S E M B I L A N B E L A S

Start from the beginning
                                    

Netra Gaia menyorot penuh kebencian dan keputusasaan. Matanya memerah penuh dengan bulir bening yang terus mengalir. Hanya itu yang ia bisa. Menangis.

Leo tersenyum konyol seperti biasa. "Lo temen gue kan Gaia Lovanka?"

Gaia tidak ingin melihat lagi, ia memejamkan mata berharap ini hanya mimpi buruk yang singgah saat tidur. Barangkali ketika ia membuka mata dunia sudah berubah dan ia terbangun dari tempat tidurnya.

Sayangnya ketika kedua matanya terbuka semua yang diharapkan tidak terjadi. Gaia mendapati Leo yang dengan bejatnya menggerayangi tubuhnya. Rasanya Gaia bersyukur jika sehabis ini Leo dengan sukarela membunuhnya.

Karena hidupnya tidak akan sama lagi setelah ini.

Gaia telah kehilangan hidupnya.

Setidaknya Gaia sudah tau akhir hidupnya akan bagaimana.

Dibuang ke sungai seperti kata Leo.

✧✧✧

Daren baru saja membuka mata dan langsung dihadapkan dengan langit-langit ruangan yang menggelap ditemani cahaya redup. Aroma lavender langsung menyeruak begitu saja. Tidak salah lagi, pria itu berada di mansion milik Skala. Lebih tepatnya berada di kamarnya dahulu sebelum memilih untuk tinggal sendiri.

Suara isak tangis mengalihkan atensinya. Ia menatap wanita paruh baya tengah tertunduk hingga surai pirang keemasannya menutupi wajah.

"Mommy."

Alana, wanita itu mendongak lantas berjalan pelan menuju ke arah putra semata wayangnya yang terkapar mengenaskan di atas tempat tidur dengan kedua tangan yang dirantai.

Daren tersenyum tipis lalu mencoba untuk bangkit. Sadar dengan kedua tangan yang diikat seperti tahanan begini membuatnya marah. Ia hanya mengumpat pelan sembari menarik paksa lengannya, berharap bisa terlepas meski yang didapat hanya tambahan luka.

"Siapa yang rantai aku kayak gini?" tanya Daren sembari menggelapkan mata, menatap tajam sang ibunda yang sudah kembali menangis. "Skala ya?" tebak pria itu tepat sasaran.
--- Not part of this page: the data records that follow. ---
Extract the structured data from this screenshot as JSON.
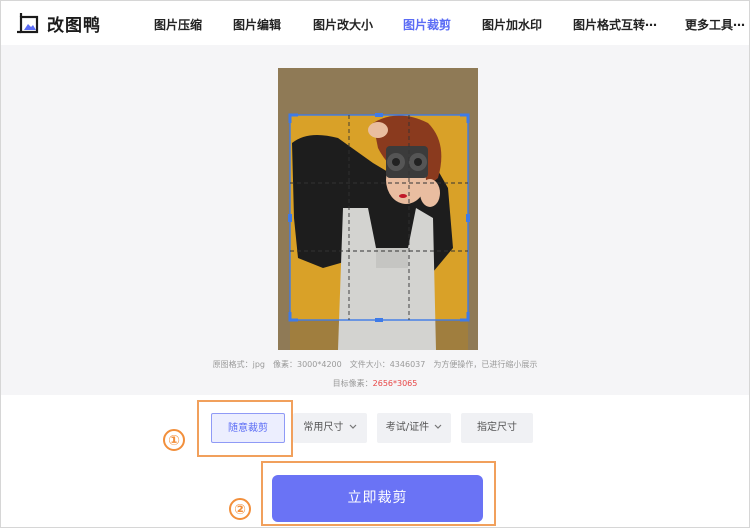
{
  "app": {
    "name": "改图鸭"
  },
  "nav": {
    "items": [
      {
        "label": "图片压缩"
      },
      {
        "label": "图片编辑"
      },
      {
        "label": "图片改大小"
      },
      {
        "label": "图片裁剪"
      },
      {
        "label": "图片加水印"
      },
      {
        "label": "图片格式互转⋯"
      },
      {
        "label": "更多工具⋯"
      }
    ],
    "active_color": "#5b6cf5"
  },
  "info": {
    "line1": "原图格式：jpg　像素：3000*4200　文件大小：4346037　为方便操作，已进行缩小展示",
    "target_label": "目标像素：",
    "target_value": "2656*3065"
  },
  "controls": {
    "free_crop": "随意裁剪",
    "common_size": "常用尺寸",
    "exam_id": "考试/证件",
    "specified_size": "指定尺寸"
  },
  "markers": {
    "one": "①",
    "two": "②"
  },
  "crop_button": {
    "label": "立即裁剪"
  },
  "colors": {
    "accent": "#5b6cf5",
    "button": "#6a73f5",
    "highlight": "#f1a05c",
    "target_red": "#e84646"
  }
}
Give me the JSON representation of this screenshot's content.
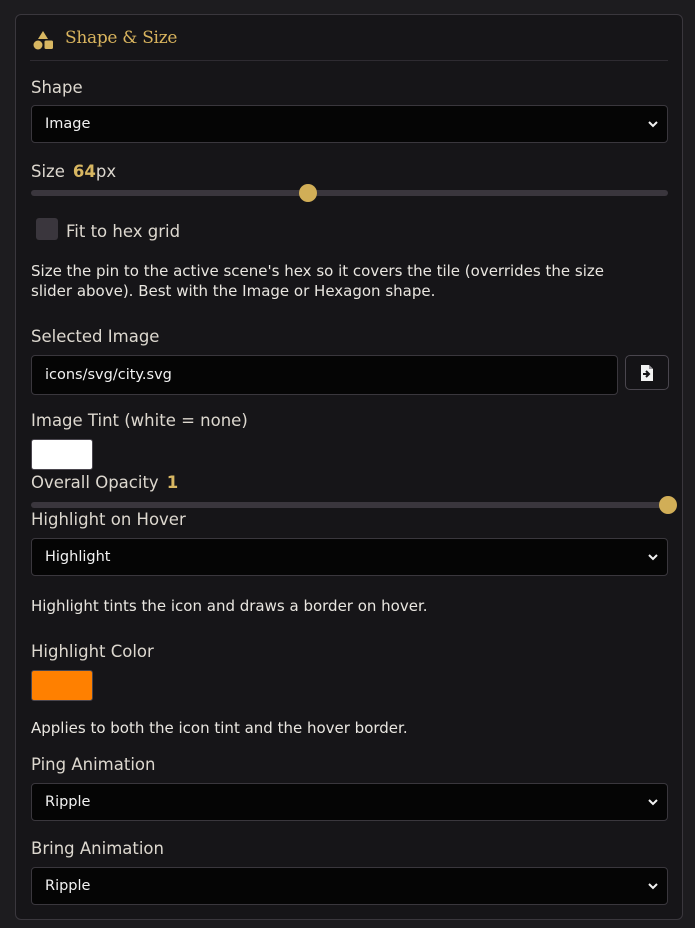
{
  "panel": {
    "title": "Shape & Size",
    "icon": "shapes-icon"
  },
  "shape": {
    "label": "Shape",
    "value": "Image"
  },
  "size": {
    "label": "Size",
    "value": "64",
    "unit": "px",
    "fraction": 0.435
  },
  "fit_hex": {
    "label": "Fit to hex grid",
    "checked": false,
    "help_line1": "Size the pin to the active scene's hex so it covers the tile (overrides the size",
    "help_line2": "slider above). Best with the Image or Hexagon shape."
  },
  "selected_image": {
    "label": "Selected Image",
    "value": "icons/svg/city.svg",
    "button_icon": "file-import-icon"
  },
  "image_tint": {
    "label": "Image Tint (white = none)",
    "color": "#ffffff"
  },
  "opacity": {
    "label": "Overall Opacity",
    "value": "1",
    "fraction": 1.0
  },
  "hover": {
    "label": "Highlight on Hover",
    "value": "Highlight",
    "help": "Highlight tints the icon and draws a border on hover."
  },
  "highlight_color": {
    "label": "Highlight Color",
    "color": "#ff8000",
    "help": "Applies to both the icon tint and the hover border."
  },
  "ping": {
    "label": "Ping Animation",
    "value": "Ripple"
  },
  "bring": {
    "label": "Bring Animation",
    "value": "Ripple"
  },
  "colors": {
    "accent": "#d8b762",
    "panel_bg": "#161518",
    "input_bg": "#050505"
  }
}
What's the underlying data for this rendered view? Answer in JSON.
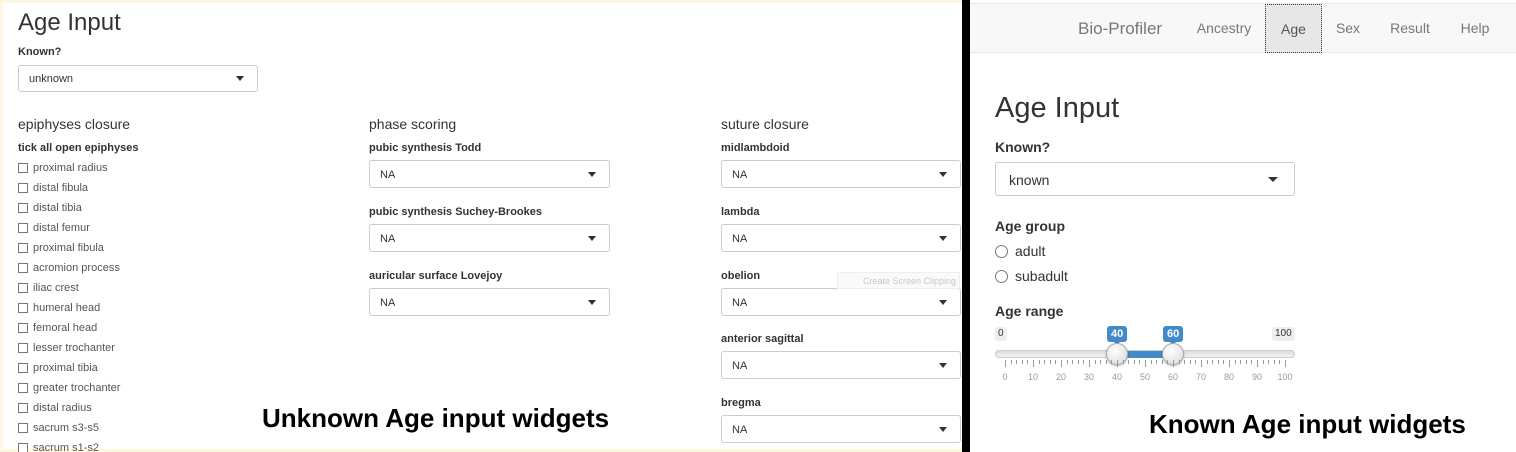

Alana bergeming. Mata biru yang lelah tak kuasa menatap putranya yang kini mengamuk kembali. Ruangan ini diisi dengan suara rantai yang bergesekan ditambah teriakan Daren yang serak bercampur parau.

"Sayang ...." Alana melangkah, berusaha mengusap surai putranya yang kian panjang bercampur keringat. "Jangan kayak gini."

Baju Daren sudah diganti dengan kaos hitam panjang dengan gambar abstrak warna putih, kaki panjang pria itu sudah dibalut celana warna senada hingga sebatas mata kaki.

"Aku mau cari Gea," kata Daren serak. Wajahnya menyorot permohonan.

"Daddy lagi cari Gaia, sayang. Kamu istirahat di sini aja. Kondisi kamu belum pulih."

Tapi seharusnya Alana sadar, tabiat seorang Daren yang tidak pernah bisa dinasehati. Lelaki yang tempramental itu tak akan berhenti sebelum apa yang menjadi keinginannya terwujud. Maka, dengan kaki yang terbebas, Daren menendang meja di sampingnya untuk melampiaskan emosi.

"Skala nggak becus nyari Gea! Aku mau bunuh sendiri orang yang udah berani pegang Gea!" ujar Daren dengan nada tinggi, tak ia hiraukan lagi kata sopan santun yang biasa tersemat untuk ibunya.

Urat lehernya tercetak jelas kala ia mengeluarkan kata seolah tak menghiraukan tenggorokannya yang mulai terasa nyeri.

Daren terus berontak hingga membuat penjaga di rumah mereka menghampiri. Sekitar 5 orang yang ditugaskan untuk menjaga Daren mulai menampilkan diri di dalam kamar pria itu.